Cependant, le poisson et l'huile de poisson fournissent directement de l'EPA et
du DHA, alors que l'ALA du chia doit être converti par l'organisme en ces
oméga-3 à chaîne plus longue.
Aux États-Unis,
la plupart des hommes et des femmes adultes consomment déjà des quantités
suffisantes d'ALA pour satisfaire aux recommandations d'apport adéquat (1,6
g/jour et 1,1 g/jour d'ALA, respectivement). Après absorption à partir de
l'intestin, l'ALA a trois destins principaux : 1) la β-oxydation pour produire
de l'énergie dans de nombreux types de cellules et de tissus ; 2)

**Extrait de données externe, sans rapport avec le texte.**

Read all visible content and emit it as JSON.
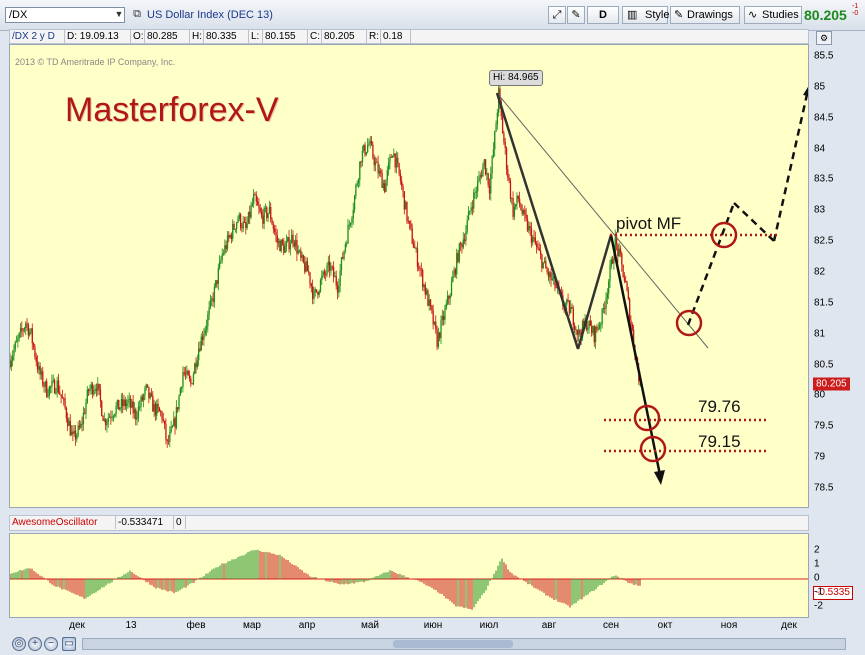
{
  "toolbar": {
    "symbol": "/DX",
    "title": "US Dollar Index (DEC 13)",
    "d_label": "D",
    "style_label": "Style",
    "drawings_label": "Drawings",
    "studies_label": "Studies",
    "last_price": "80.205",
    "change_fragments": [
      "-1",
      "-0"
    ]
  },
  "infobar": {
    "period": "/DX 2 y D",
    "date": "D: 19.09.13",
    "open_label": "O:",
    "open": "80.285",
    "high_label": "H:",
    "high": "80.335",
    "low_label": "L:",
    "low": "80.155",
    "close_label": "C:",
    "close": "80.205",
    "range_label": "R:",
    "range": "0.18"
  },
  "chart": {
    "watermark": "2013 © TD Ameritrade IP Company, Inc.",
    "brand": "Masterforex-V",
    "hi_label": "Hi: 84.965",
    "pivot_label": "pivot MF",
    "level1": "79.76",
    "level2": "79.15",
    "price_tag": "80.205",
    "colors": {
      "up": "#1e8c1e",
      "down": "#c81414",
      "background": "#ffffc8",
      "annotation": "#b01818",
      "levels": "#b01818"
    }
  },
  "oscillator": {
    "name": "AwesomeOscillator",
    "value": "-0.533471",
    "param": "0",
    "axis_value": "-0.5335"
  },
  "chart_data": {
    "type": "candlestick",
    "price_axis_ticks": [
      "85.5",
      "85",
      "84.5",
      "84",
      "83.5",
      "83",
      "82.5",
      "82",
      "81.5",
      "81",
      "80.5",
      "80",
      "79.5",
      "79",
      "78.5"
    ],
    "ylim": [
      78.25,
      85.75
    ],
    "x_tick_labels": [
      "дек",
      "13",
      "фев",
      "мар",
      "апр",
      "май",
      "июн",
      "июл",
      "авг",
      "сен",
      "окт",
      "ноя",
      "дек"
    ],
    "oscillator_axis_ticks": [
      "2",
      "1",
      "0",
      "-1",
      "-2"
    ],
    "hi": 84.965,
    "last": 80.205,
    "support_levels": [
      79.76,
      79.15
    ],
    "pivot_level": 82.65,
    "price_anchors": [
      [
        0,
        80.6
      ],
      [
        6,
        80.9
      ],
      [
        12,
        81.2
      ],
      [
        16,
        81.0
      ],
      [
        22,
        80.4
      ],
      [
        28,
        80.1
      ],
      [
        36,
        80.2
      ],
      [
        42,
        79.8
      ],
      [
        48,
        79.3
      ],
      [
        54,
        79.5
      ],
      [
        60,
        80.1
      ],
      [
        66,
        80.2
      ],
      [
        72,
        79.6
      ],
      [
        80,
        79.8
      ],
      [
        90,
        79.9
      ],
      [
        96,
        79.7
      ],
      [
        104,
        80.1
      ],
      [
        110,
        79.8
      ],
      [
        116,
        79.7
      ],
      [
        120,
        79.2
      ],
      [
        126,
        79.6
      ],
      [
        132,
        80.4
      ],
      [
        138,
        80.2
      ],
      [
        144,
        80.8
      ],
      [
        150,
        81.2
      ],
      [
        156,
        81.7
      ],
      [
        162,
        82.3
      ],
      [
        168,
        82.6
      ],
      [
        174,
        82.9
      ],
      [
        180,
        82.7
      ],
      [
        186,
        83.2
      ],
      [
        192,
        82.9
      ],
      [
        198,
        83.0
      ],
      [
        204,
        82.5
      ],
      [
        210,
        82.4
      ],
      [
        216,
        82.6
      ],
      [
        222,
        82.2
      ],
      [
        228,
        82.0
      ],
      [
        232,
        81.6
      ],
      [
        238,
        81.9
      ],
      [
        244,
        82.1
      ],
      [
        250,
        81.8
      ],
      [
        256,
        82.5
      ],
      [
        262,
        83.1
      ],
      [
        268,
        83.9
      ],
      [
        274,
        84.1
      ],
      [
        280,
        83.7
      ],
      [
        286,
        83.4
      ],
      [
        292,
        84.0
      ],
      [
        298,
        83.5
      ],
      [
        304,
        82.8
      ],
      [
        310,
        82.3
      ],
      [
        316,
        81.8
      ],
      [
        322,
        81.3
      ],
      [
        326,
        80.9
      ],
      [
        330,
        81.2
      ],
      [
        336,
        81.7
      ],
      [
        342,
        82.3
      ],
      [
        348,
        82.7
      ],
      [
        352,
        83.1
      ],
      [
        358,
        83.5
      ],
      [
        362,
        83.8
      ],
      [
        366,
        83.4
      ],
      [
        370,
        84.2
      ],
      [
        373,
        84.9
      ],
      [
        376,
        84.3
      ],
      [
        380,
        83.6
      ],
      [
        384,
        83.0
      ],
      [
        388,
        83.2
      ],
      [
        392,
        82.9
      ],
      [
        398,
        82.6
      ],
      [
        404,
        82.3
      ],
      [
        410,
        82.0
      ],
      [
        416,
        81.8
      ],
      [
        422,
        81.5
      ],
      [
        428,
        81.4
      ],
      [
        434,
        81.0
      ],
      [
        440,
        81.2
      ],
      [
        446,
        81.0
      ],
      [
        452,
        81.3
      ],
      [
        458,
        82.0
      ],
      [
        462,
        82.5
      ],
      [
        466,
        82.2
      ],
      [
        470,
        81.8
      ],
      [
        474,
        81.2
      ],
      [
        478,
        80.6
      ],
      [
        481,
        80.2
      ]
    ],
    "oscillator_shape": [
      [
        0,
        0.4
      ],
      [
        20,
        0.8
      ],
      [
        45,
        -0.5
      ],
      [
        75,
        -1.4
      ],
      [
        95,
        -0.5
      ],
      [
        120,
        0.6
      ],
      [
        145,
        -0.6
      ],
      [
        165,
        -1.0
      ],
      [
        185,
        -0.2
      ],
      [
        210,
        1.0
      ],
      [
        245,
        2.1
      ],
      [
        270,
        1.7
      ],
      [
        300,
        0.2
      ],
      [
        330,
        -0.4
      ],
      [
        355,
        -0.2
      ],
      [
        380,
        0.6
      ],
      [
        410,
        -0.2
      ],
      [
        430,
        -1.0
      ],
      [
        445,
        -1.9
      ],
      [
        462,
        -2.2
      ],
      [
        475,
        -0.9
      ],
      [
        492,
        1.5
      ],
      [
        500,
        0.5
      ],
      [
        515,
        -0.2
      ],
      [
        540,
        -1.3
      ],
      [
        560,
        -2.0
      ],
      [
        580,
        -1.0
      ],
      [
        605,
        0.3
      ],
      [
        620,
        -0.3
      ],
      [
        630,
        -0.5
      ]
    ]
  }
}
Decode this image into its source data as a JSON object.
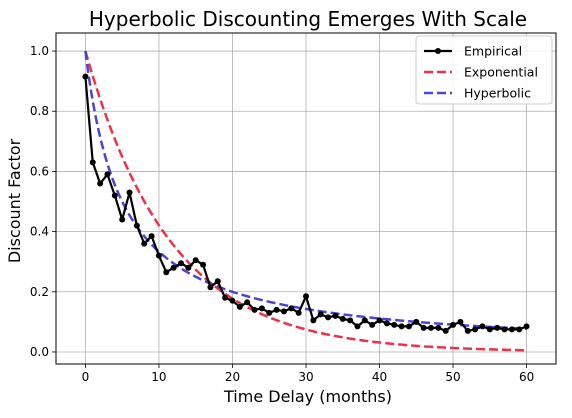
{
  "chart_data": {
    "type": "line",
    "title": "Hyperbolic Discounting Emerges With Scale",
    "xlabel": "Time Delay (months)",
    "ylabel": "Discount Factor",
    "xlim": [
      -4,
      64
    ],
    "ylim": [
      -0.04,
      1.06
    ],
    "xticks": [
      "0",
      "10",
      "20",
      "30",
      "40",
      "50",
      "60"
    ],
    "yticks": [
      "0.0",
      "0.2",
      "0.4",
      "0.6",
      "0.8",
      "1.0"
    ],
    "grid": true,
    "legend_position": "top-right",
    "series": [
      {
        "name": "Empirical",
        "style": "solid-markers",
        "color": "#000000",
        "x": [
          0,
          1,
          2,
          3,
          4,
          5,
          6,
          7,
          8,
          9,
          10,
          11,
          12,
          13,
          14,
          15,
          16,
          17,
          18,
          19,
          20,
          21,
          22,
          23,
          24,
          25,
          26,
          27,
          28,
          29,
          30,
          31,
          32,
          33,
          34,
          35,
          36,
          37,
          38,
          39,
          40,
          41,
          42,
          43,
          44,
          45,
          46,
          47,
          48,
          49,
          50,
          51,
          52,
          53,
          54,
          55,
          56,
          57,
          58,
          59,
          60
        ],
        "values": [
          0.915,
          0.63,
          0.56,
          0.59,
          0.52,
          0.44,
          0.53,
          0.42,
          0.36,
          0.385,
          0.32,
          0.265,
          0.28,
          0.295,
          0.28,
          0.305,
          0.29,
          0.215,
          0.235,
          0.18,
          0.17,
          0.15,
          0.165,
          0.14,
          0.145,
          0.13,
          0.14,
          0.135,
          0.145,
          0.13,
          0.185,
          0.105,
          0.125,
          0.115,
          0.12,
          0.11,
          0.105,
          0.085,
          0.105,
          0.09,
          0.105,
          0.095,
          0.09,
          0.085,
          0.085,
          0.1,
          0.08,
          0.08,
          0.08,
          0.07,
          0.09,
          0.1,
          0.07,
          0.075,
          0.085,
          0.075,
          0.08,
          0.075,
          0.075,
          0.075,
          0.085
        ]
      },
      {
        "name": "Exponential",
        "style": "dashed",
        "color": "#f03048",
        "formula": "exp(-0.0865*x)"
      },
      {
        "name": "Hyperbolic",
        "style": "dashed",
        "color": "#4b44d6",
        "formula": "1/(1+0.2*x)"
      }
    ]
  }
}
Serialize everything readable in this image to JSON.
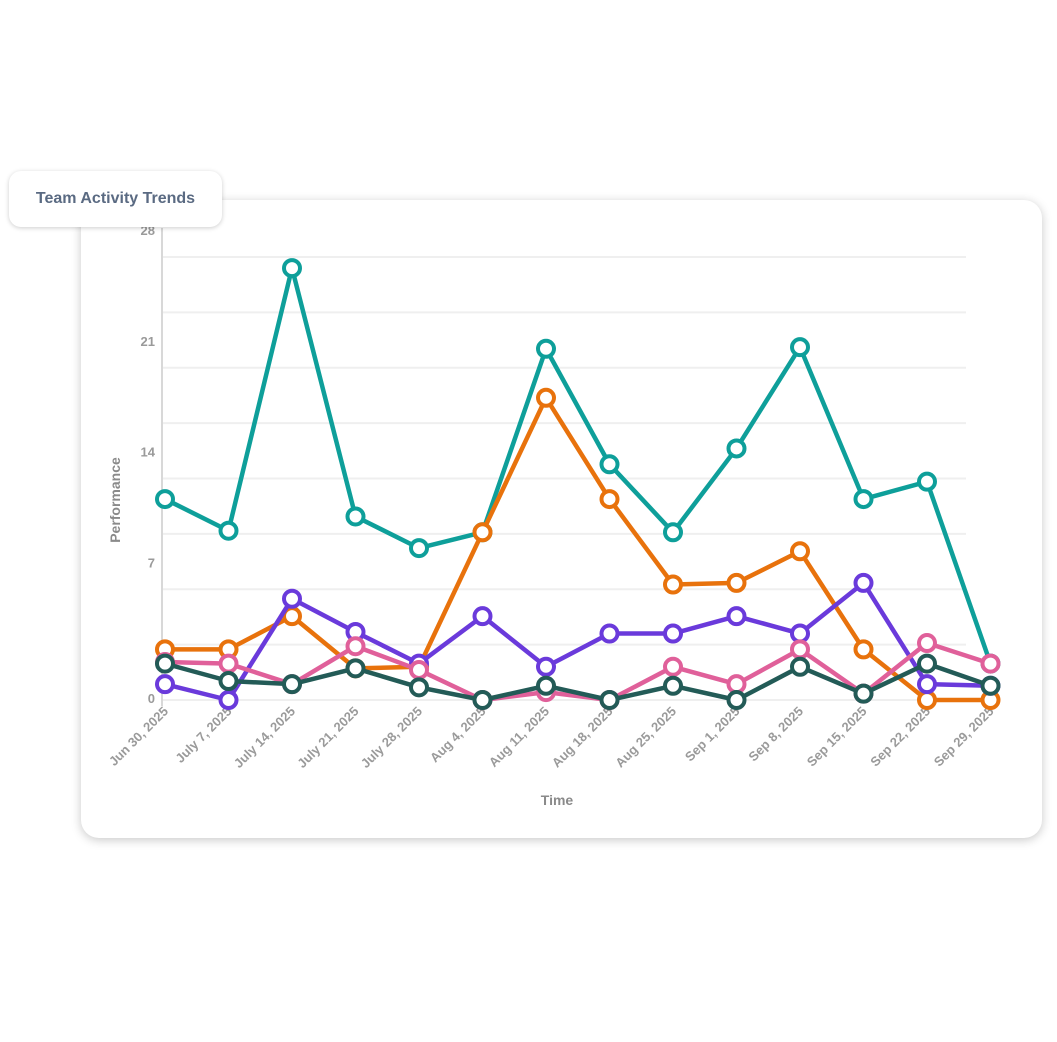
{
  "title": "Team Activity Trends",
  "chart_data": {
    "type": "line",
    "title": "Team Activity Trends",
    "xlabel": "Time",
    "ylabel": "Performance",
    "ylim": [
      0,
      28
    ],
    "yticks": [
      0,
      7,
      14,
      21,
      28
    ],
    "grid": true,
    "categories": [
      "Jun 30, 2025",
      "July 7, 2025",
      "July 14, 2025",
      "July 21, 2025",
      "July 28, 2025",
      "Aug 4, 2025",
      "Aug 11, 2025",
      "Aug 18, 2025",
      "Aug 25, 2025",
      "Sep 1, 2025",
      "Sep 8, 2025",
      "Sep 15, 2025",
      "Sep 22, 2025",
      "Sep 29, 2025"
    ],
    "series": [
      {
        "color": "#0e9f9a",
        "values": [
          12.7,
          10.7,
          27.3,
          11.6,
          9.6,
          10.6,
          22.2,
          14.9,
          10.6,
          15.9,
          22.3,
          12.7,
          13.8,
          2.3
        ]
      },
      {
        "color": "#e8720c",
        "values": [
          3.2,
          3.2,
          5.3,
          2.0,
          2.1,
          10.6,
          19.1,
          12.7,
          7.3,
          7.4,
          9.4,
          3.2,
          0,
          0
        ]
      },
      {
        "color": "#6a3adb",
        "values": [
          1.0,
          0,
          6.4,
          4.3,
          2.3,
          5.3,
          2.1,
          4.2,
          4.2,
          5.3,
          4.2,
          7.4,
          1.0,
          0.9
        ]
      },
      {
        "color": "#e0609a",
        "values": [
          2.4,
          2.3,
          1.0,
          3.4,
          1.9,
          0,
          0.5,
          0,
          2.1,
          1.0,
          3.2,
          0.4,
          3.6,
          2.3
        ]
      },
      {
        "color": "#235b57",
        "values": [
          2.3,
          1.2,
          1.0,
          2.0,
          0.8,
          0,
          0.9,
          0,
          0.9,
          0,
          2.1,
          0.4,
          2.3,
          0.9
        ]
      }
    ]
  }
}
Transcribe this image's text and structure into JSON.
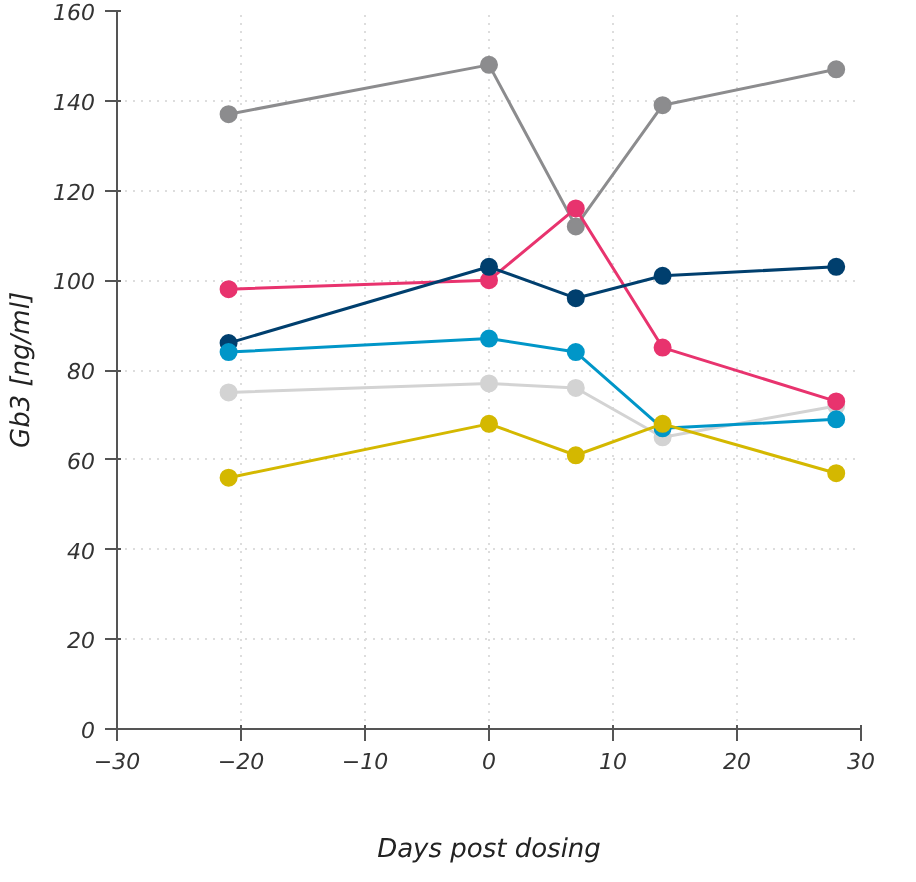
{
  "chart_data": {
    "type": "line",
    "xlabel": "Days post dosing",
    "ylabel": "Gb3 [ng/ml]",
    "xlim": [
      -30,
      30
    ],
    "xticks": [
      -30,
      -20,
      -10,
      0,
      10,
      20,
      30
    ],
    "ylim": [
      0,
      160
    ],
    "yticks": [
      0,
      20,
      40,
      60,
      80,
      100,
      120,
      140,
      160
    ],
    "grid": true,
    "marker": "circle",
    "line_style": "solid",
    "x": [
      -21,
      0,
      7,
      14,
      28
    ],
    "series": [
      {
        "color": "#d3d3d3",
        "values": [
          75,
          77,
          76,
          65,
          72
        ]
      },
      {
        "color": "#8c8c8e",
        "values": [
          137,
          148,
          112,
          139,
          147
        ]
      },
      {
        "color": "#e8336e",
        "values": [
          98,
          100,
          116,
          85,
          73
        ]
      },
      {
        "color": "#003f6e",
        "values": [
          86,
          103,
          96,
          101,
          103
        ]
      },
      {
        "color": "#0096c8",
        "values": [
          84,
          87,
          84,
          67,
          69
        ]
      },
      {
        "color": "#d4b800",
        "values": [
          56,
          68,
          61,
          68,
          57
        ]
      }
    ]
  }
}
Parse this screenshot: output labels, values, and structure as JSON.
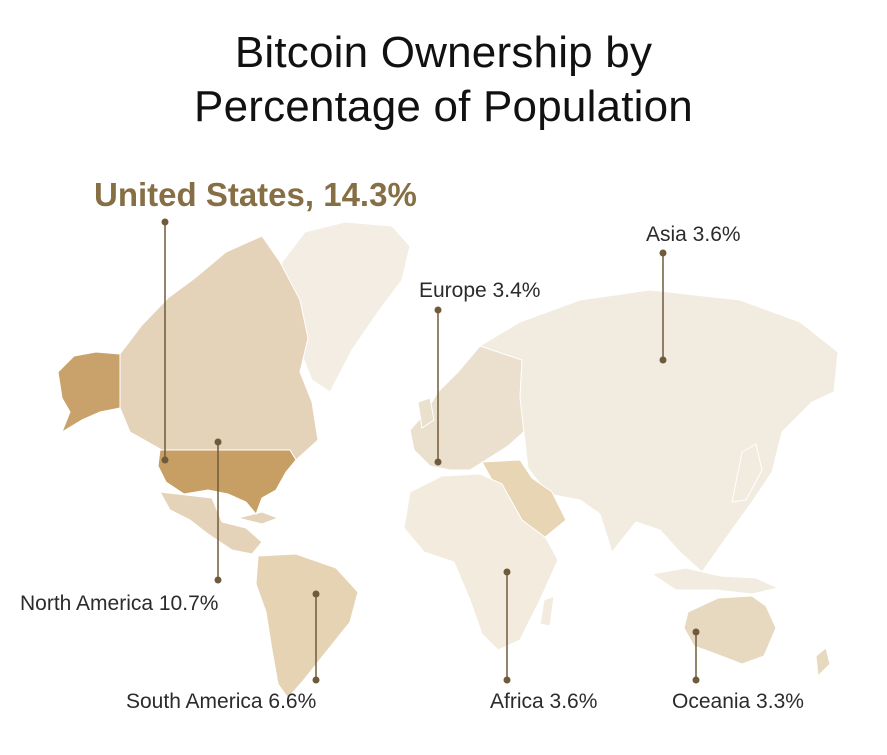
{
  "title": {
    "line1": "Bitcoin Ownership by",
    "line2": "Percentage of Population"
  },
  "colors": {
    "accent": "#866e45",
    "us": "#c79f64",
    "alaska": "#c9a16a",
    "north_america": "#e5d3b9",
    "south_america": "#e6d3b4",
    "europe": "#ebdfcd",
    "asia": "#f2ebdf",
    "africa": "#f2ebde",
    "oceania": "#e7d8c0",
    "greenland": "#f3ede3",
    "middle_east": "#e8d5b4",
    "leader": "#6f5b3b"
  },
  "chart_data": {
    "type": "choropleth-map",
    "title": "Bitcoin Ownership by Percentage of Population",
    "highlight": {
      "name": "United States",
      "value": 14.3,
      "unit": "%",
      "label": "United States, 14.3%"
    },
    "regions": [
      {
        "name": "North America",
        "value": 10.7,
        "label": "North America 10.7%"
      },
      {
        "name": "South America",
        "value": 6.6,
        "label": "South America 6.6%"
      },
      {
        "name": "Europe",
        "value": 3.4,
        "label": "Europe 3.4%"
      },
      {
        "name": "Asia",
        "value": 3.6,
        "label": "Asia 3.6%"
      },
      {
        "name": "Africa",
        "value": 3.6,
        "label": "Africa 3.6%"
      },
      {
        "name": "Oceania",
        "value": 3.3,
        "label": "Oceania 3.3%"
      }
    ]
  }
}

l'incorporation dans les membranes cellulaires et les pools de stockage,
principalement dans le tissu adipeux ; et 3) la conversion en acides gras
oméga-3 à chaîne plus longue, y compris l'EPA et le DHA, principalement dans le
foie. La β-oxydation représente environ 15 à 35 % de l'ALA consommé. Le taux de
conversion de l'ALA en EPA, et surtout en DHA, est faible, avec des différences
liées au sexe. Des études utilisant de l'ALA radiomarqué ont fourni des
estimations des taux de conversion. Chez les hommes, 0,3-8% et <1% de l'ALA
ingéré est converti en EPA et DHA, respectivement. Les taux de conversion chez
les femmes sont nettement plus élevés : jusqu'à 21 % et 9 % de l'ALA ingéré est
converti en EPA et DHA, respectivement.
La plupart des
études qui ont examiné les effets d'une consommation accrue d'ALA ont signalé
des taux plus élevés d'EPA dans les lipides sanguins et les cellules sanguines,
tandis que la plupart ne signalent aucune augmentation significative de la
teneur en DHA.
Il existe une relation linéaire positive entre la consommation d'ALA et la quantité d'EPA dans les phospholipides plasmatiques : Pour chaque augmentation de 1 g d'ALA, on observe une augmentation de 10 % de la teneur en EPA. En revanche, il n'y a pas ou peu de changement dans la teneur en DHA des phospholipides plasmatiques avec l'augmentation de la consommation d'ALA.